Georges Washington : une figure controversée
 
Aux États-Unis, chaque ville lui a réservé une place, une rue, un boulevard ou un monument. Mais malgré son parcours si symbolique, Georges Washington peut aujourd’hui résonner comme la figure d’un esclavagiste. Une part d’ombre oubliée par le peuple américain.
C’est le plus illustre des pères fondateurs des Etats-Unis. Leader de la démocratie outre- Atlantique. Son portrait est sur tous les billets d’un dollar. Symbole de puissance, la capitale américaine porte son nom. Cet homme, c’est Georges Washington. Né en 1732 dans l'État de Virginie, il s’engage comme officier de l’armée britannique sans entreprendre d’études supérieures. Courageux soldat de la Guerre des Sept ans et vainqueur de la guerre d'Indépendance, sa carrière militaire fait de lui un véritable héros d’Amérique. Résultat : il ne peut plus se retirer de la vie publique. Après deux ans à la présidence de la Convention de Philadelphie, un vote unanime bouleverse le cours de l’histoire. En 1789, il devient le premier président des États-Unis. Du haut de son mètre quatre-vingt-huit, sa ténacité et son sens des réalités le démarquent de ses successeurs. Mais comme eux, Georges Washington n’est pas... tout blanc.

Un personnage très contrasté
“L’Europe a des intérêts qui ne nous concernent aucunement, ou qui ne nous touche que de très loin.” C’est ce qu’il déclare à propos du conflit franco-britannique qui s’étend jusqu’en 
1815. Souhaitant donc placer le pays de l’Oncle Sam dans une neutralité totale, il a pourtant une sympathie pour l’Angleterre. Et ce n’est pas le seul sujet sur lequel l’avis du président est paradoxal. Sa relation avec l’esclavage est, par exemple, aussi contrastée que ses décisions politiques.

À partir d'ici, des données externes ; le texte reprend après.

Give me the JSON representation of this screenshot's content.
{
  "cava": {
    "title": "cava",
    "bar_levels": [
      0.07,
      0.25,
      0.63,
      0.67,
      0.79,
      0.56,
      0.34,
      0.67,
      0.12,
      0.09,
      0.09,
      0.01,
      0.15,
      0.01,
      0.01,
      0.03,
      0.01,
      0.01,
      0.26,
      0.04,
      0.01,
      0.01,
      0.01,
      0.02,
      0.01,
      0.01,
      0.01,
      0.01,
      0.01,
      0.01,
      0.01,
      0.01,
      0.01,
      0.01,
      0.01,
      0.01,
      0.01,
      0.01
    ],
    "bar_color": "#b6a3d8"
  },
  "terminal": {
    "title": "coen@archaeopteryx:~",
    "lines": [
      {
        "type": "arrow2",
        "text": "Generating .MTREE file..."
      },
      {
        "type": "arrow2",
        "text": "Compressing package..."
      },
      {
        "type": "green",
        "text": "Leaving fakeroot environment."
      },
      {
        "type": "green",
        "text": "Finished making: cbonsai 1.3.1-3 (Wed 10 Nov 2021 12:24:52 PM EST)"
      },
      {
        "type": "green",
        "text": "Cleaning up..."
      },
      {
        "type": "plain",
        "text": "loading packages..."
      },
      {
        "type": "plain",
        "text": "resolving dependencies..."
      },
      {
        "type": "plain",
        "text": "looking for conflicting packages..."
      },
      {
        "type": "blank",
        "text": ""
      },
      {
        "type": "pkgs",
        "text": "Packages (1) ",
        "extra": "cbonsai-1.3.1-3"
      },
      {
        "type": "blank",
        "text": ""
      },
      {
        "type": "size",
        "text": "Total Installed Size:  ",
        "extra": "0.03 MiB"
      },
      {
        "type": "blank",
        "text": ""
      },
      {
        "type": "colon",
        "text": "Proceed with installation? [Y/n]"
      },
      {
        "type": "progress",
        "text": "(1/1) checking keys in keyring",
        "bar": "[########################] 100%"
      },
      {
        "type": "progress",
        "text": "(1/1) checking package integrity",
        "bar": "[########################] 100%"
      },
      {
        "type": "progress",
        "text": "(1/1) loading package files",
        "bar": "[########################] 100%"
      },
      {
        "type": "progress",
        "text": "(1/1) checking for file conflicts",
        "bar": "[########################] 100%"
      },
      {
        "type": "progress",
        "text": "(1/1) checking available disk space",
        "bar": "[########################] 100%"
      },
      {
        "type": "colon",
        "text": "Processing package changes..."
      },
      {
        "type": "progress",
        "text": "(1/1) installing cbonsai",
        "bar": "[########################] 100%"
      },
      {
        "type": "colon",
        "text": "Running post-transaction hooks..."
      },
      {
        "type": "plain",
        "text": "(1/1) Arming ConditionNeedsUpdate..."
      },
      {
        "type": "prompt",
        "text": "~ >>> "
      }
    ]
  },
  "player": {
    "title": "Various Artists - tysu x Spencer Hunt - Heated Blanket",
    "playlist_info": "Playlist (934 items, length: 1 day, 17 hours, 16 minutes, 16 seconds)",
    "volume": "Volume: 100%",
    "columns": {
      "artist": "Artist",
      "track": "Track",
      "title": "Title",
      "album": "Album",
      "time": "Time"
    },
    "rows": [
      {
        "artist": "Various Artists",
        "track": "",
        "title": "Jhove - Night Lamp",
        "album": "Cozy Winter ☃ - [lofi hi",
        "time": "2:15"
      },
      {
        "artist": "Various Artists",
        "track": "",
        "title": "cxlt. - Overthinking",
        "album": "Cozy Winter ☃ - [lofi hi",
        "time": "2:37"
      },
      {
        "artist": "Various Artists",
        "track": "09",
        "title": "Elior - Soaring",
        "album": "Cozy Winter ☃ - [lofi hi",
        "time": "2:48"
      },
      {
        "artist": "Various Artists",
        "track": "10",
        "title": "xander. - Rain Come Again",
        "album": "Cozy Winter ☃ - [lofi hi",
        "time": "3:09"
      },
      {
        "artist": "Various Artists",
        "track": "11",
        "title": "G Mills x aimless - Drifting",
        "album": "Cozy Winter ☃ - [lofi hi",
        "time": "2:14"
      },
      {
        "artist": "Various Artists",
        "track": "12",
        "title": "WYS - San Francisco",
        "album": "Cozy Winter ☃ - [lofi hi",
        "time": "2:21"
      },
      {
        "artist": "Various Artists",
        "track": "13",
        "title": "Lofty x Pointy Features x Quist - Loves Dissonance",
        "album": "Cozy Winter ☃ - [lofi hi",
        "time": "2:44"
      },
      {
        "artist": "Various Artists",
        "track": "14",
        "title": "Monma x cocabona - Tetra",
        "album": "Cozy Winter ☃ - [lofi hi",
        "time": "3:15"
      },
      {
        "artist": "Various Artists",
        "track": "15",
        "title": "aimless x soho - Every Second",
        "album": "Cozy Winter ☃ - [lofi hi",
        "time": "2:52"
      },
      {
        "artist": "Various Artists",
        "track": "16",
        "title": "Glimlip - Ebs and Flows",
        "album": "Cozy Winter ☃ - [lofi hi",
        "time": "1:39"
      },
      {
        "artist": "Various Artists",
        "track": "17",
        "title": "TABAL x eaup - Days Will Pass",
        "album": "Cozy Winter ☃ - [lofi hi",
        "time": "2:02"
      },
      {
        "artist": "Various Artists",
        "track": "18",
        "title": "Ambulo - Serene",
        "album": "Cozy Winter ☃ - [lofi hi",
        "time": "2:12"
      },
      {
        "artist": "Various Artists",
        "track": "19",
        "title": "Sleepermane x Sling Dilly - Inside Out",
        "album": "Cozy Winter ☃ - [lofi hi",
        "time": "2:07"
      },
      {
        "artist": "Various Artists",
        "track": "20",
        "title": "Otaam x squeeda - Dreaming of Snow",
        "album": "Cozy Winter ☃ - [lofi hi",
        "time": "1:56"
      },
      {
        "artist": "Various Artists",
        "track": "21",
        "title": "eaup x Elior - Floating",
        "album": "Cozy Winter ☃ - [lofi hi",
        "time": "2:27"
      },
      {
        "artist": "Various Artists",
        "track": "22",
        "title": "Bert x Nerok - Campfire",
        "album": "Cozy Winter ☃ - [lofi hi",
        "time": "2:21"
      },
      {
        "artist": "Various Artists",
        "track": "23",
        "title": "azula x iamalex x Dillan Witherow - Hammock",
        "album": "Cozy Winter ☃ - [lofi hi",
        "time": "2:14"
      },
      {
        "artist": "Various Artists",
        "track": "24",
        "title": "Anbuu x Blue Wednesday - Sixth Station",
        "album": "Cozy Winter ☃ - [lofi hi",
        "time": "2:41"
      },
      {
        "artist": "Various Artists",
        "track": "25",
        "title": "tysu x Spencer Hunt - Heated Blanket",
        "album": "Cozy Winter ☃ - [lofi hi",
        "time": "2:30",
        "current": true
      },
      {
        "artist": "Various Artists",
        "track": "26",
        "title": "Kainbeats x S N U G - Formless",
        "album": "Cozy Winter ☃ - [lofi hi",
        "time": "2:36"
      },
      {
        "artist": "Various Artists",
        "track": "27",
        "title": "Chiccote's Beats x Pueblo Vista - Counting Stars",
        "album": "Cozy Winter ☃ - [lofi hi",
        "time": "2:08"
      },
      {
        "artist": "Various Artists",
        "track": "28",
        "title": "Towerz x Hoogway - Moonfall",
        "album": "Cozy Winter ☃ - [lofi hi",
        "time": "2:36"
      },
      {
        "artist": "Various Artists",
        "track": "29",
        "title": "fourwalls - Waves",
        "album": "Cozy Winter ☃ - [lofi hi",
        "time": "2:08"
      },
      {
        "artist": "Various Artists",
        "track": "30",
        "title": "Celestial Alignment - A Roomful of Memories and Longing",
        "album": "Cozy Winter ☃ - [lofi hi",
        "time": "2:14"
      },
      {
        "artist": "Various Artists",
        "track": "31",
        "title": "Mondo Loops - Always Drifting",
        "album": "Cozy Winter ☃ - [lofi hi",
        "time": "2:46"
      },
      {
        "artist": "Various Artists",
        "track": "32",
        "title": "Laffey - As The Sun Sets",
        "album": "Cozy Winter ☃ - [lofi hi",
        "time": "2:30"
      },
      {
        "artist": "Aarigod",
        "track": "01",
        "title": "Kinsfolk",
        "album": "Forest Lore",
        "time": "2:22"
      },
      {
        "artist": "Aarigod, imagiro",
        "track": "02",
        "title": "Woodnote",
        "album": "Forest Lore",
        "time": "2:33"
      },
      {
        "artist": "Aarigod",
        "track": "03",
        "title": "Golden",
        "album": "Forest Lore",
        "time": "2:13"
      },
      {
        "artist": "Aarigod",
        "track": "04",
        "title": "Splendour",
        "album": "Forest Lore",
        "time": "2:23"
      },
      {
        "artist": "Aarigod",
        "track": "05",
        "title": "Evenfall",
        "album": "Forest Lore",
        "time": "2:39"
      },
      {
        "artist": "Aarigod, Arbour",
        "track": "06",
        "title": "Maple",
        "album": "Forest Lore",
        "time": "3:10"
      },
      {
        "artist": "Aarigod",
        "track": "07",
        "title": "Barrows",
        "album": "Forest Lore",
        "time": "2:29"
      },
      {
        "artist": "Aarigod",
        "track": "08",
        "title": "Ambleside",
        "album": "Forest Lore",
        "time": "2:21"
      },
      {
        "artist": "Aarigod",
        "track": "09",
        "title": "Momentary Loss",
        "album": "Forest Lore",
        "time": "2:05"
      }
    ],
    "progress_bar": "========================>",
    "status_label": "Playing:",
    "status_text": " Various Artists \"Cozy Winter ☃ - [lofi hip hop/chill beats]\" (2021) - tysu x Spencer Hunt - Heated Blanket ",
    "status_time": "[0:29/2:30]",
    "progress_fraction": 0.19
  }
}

Dès ses onze ans, il hérite d’une dizaine d'esclaves. Marié à Martha Dandridge, il développe sa plantation de Mount Vernon. Canne à sucre consommée excessivement, les caries s’accumulent dans la bouche du futur Président. Sa seule dent restante témoigne de l'importance de sa plantation. Les esclaves s’accumulent, jusqu’à atteindre 317 personnes. Si au XVIIIe siècle, posséder des esclaves était banal, anodin, voire classique, Washington sait malgré tout profiter de ses avantages. Bien qu’il se considère comme un maître bienveillant, ses esclaves travaillent du lever au coucher du soleil. 18 heures par jour. Les malades ne sont pas excusés. Souvent considérés comme des “ingrats déloyaux” par leur propriétaire, leurs blessures ou maladies n'étaient pas admises comme une raison acceptable pour cesser de travailler. Alors étrangement, une seule solution semblait traverser l’esprit du commandant des armées : le fouet. Le fouet pour les tentatives de fuite. Le fouet pour les infractions. Le fouet pour les femmes enceintes. L'intransigeant Washington s’en occupait personnellement. 

Un combat inattendu
“Peu de nègres travaillent si on ne les avait pas constamment à l’oeil” affirme le Président. Et pourtant, il signe en 1774 les Résolutions de Fairfax. L’objectif : interdire la traite des esclaves, qu'il considère d’un coup comme un “commerce cruel et contraire aux lois de la Nature”. Grâce à son esprit visionnaire, il se fait porte-parole du sentiment anti-esclavagiste. Il milite contre le maintien de l’esclavage en 1780, il envisage même d’acheter un domaine où travailleront des anciens esclaves, pour montrer à tous la “possibilité de leur émancipation”. C’est d’ailleurs pour ça qu’il décide, sur son testament, de libérer ses esclaves à sa mort. Un revirement de situation presque incompréhensible et incohérent. 
Lorsqu’il meurt en 1799, sa tombe ne tarde pas à être vénérée, presque autant que celle de Lénine sur la Place Rouge. Mais ses actes, trop souvent oubliés, retentissent aujourd’hui comme une abomination. La preuve en est, l’extrême droite américaine, et particulièrement Donald Trump, relativisent leurs propres agissements en les comparant à ce prédécesseur. Si de nos jours, les Américains affirment “vénérer Washington, aimer Lincoln et rappeler Jefferson”, c’est peut-être parce que le peuple américain est souvent enclin à fermer les yeux sur ses fondateurs.